Ces derniers temps, pas mal d’ouvrages ont été publiés sur la radicalité islamiste et le phénomène du jihadisme. Ils se heurtent tous à la question du “désir sacrificiel” de certains jeunes au nom de l’islam. L’ambition de votre livre est-elle de permettre de comprendre ce désir de mort ?
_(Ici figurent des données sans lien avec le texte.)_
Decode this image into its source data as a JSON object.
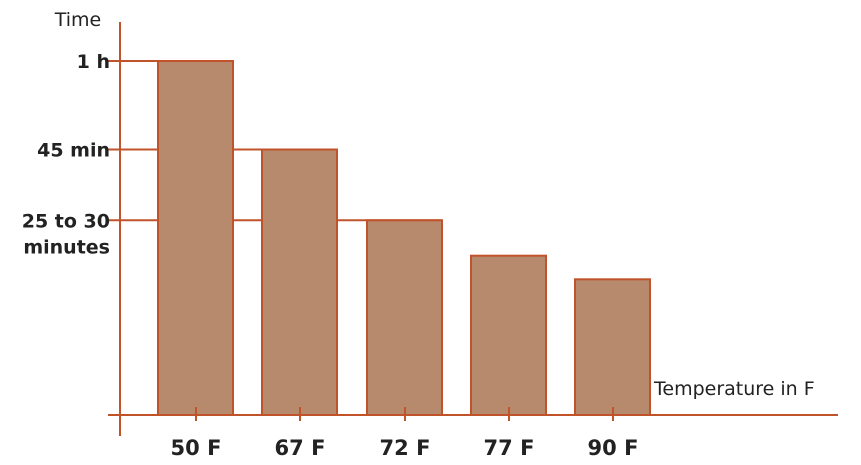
{
  "chart_data": {
    "type": "bar",
    "title": "",
    "ylabel": "Time",
    "xlabel": "Temperature in F",
    "categories": [
      "50 F",
      "67 F",
      "72 F",
      "77 F",
      "90 F"
    ],
    "values_minutes": [
      60,
      45,
      33,
      27,
      23
    ],
    "yticks": [
      {
        "value": 60,
        "lines": [
          "1 h"
        ]
      },
      {
        "value": 45,
        "lines": [
          "45 min"
        ]
      },
      {
        "value": 33,
        "lines": [
          "25 to 30",
          "minutes"
        ]
      }
    ],
    "ylim": [
      0,
      60
    ],
    "grid": false,
    "legend": "none"
  },
  "colors": {
    "bar_fill": "#b78a6e",
    "bar_stroke": "#c0532a",
    "axis": "#c0532a",
    "text": "#222222"
  }
}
La radicalisation a été étudiée en France exclusivement par les sciences sociales. Or, ignorer le plan de la psychologie individuelle, c’est ne rien comprendre à ses motifs profonds. Je propose dans ce livre d’en approcher les ressorts psychiques à partir de mon expérience clinique, en articulation avec la dimension collective. La radicalisation est en effet, une condensation de plusieurs facteurs, ce qui nécessite le croisement des regards et des savoirs. Je pars du fait que les deux tiers des personnes signalées comme radicalisées ont entre 15 et 25 ans, et dans certains cas moins de 15 ans. Il s’agit de la tranche d’âge de l’adolescence telle qu’elle est devenue à l’époque contemporaine : elle commence de plus en plus tôt et se prolonge de plus en plus tard dans la vingtaine. C’est le temps d’une traversée subjective qui se caractérise par des difficultés normales plus ou moins importantes, et parfois par des troubles psychopathologiques. J’ai essayé de montrer comment l’offre de radicalisation, qui passe par internet et les réseaux sociaux, utilise les difficultés et les troubles de cette traversée pour capter les jeunes. J’ai travaillé pendant quinze ans dans un service public en Seine-Saint-Denis; ces jeunes je les ai rencontrés et j’ai vu certains d’entre eux dans des états dépressifs et dépréciatifs d’eux-mêmes, dans une errance, dans un désespoir de leur monde. Lorsqu’ils rencontrent l’offre de radicalisation qui leur propose un idéal total, une mission héroïque au service d’une cause sacrée, ils décollent, ils ont l’impression de devenir puissants, leurs failles sont colmatées, ils sont prêts à monter au ciel. La radicalisation est en quelque sorte un traitement de leurs symptômes, d’autant plus opérant que la fanatisation les transforme en automates religieux, ils perdent leur singularité. Lorsqu’ils sont enrôlés dans un groupe, là le piège de l’emprise se ferme sur eux, ce n’est pas seulement un processus de soumission, mais de dilatation des limites de l’individu, il se crée un corps collectif qui favorise la mégalomanie de chacun, les suicidaires peuvent alors s’auto sacrifier.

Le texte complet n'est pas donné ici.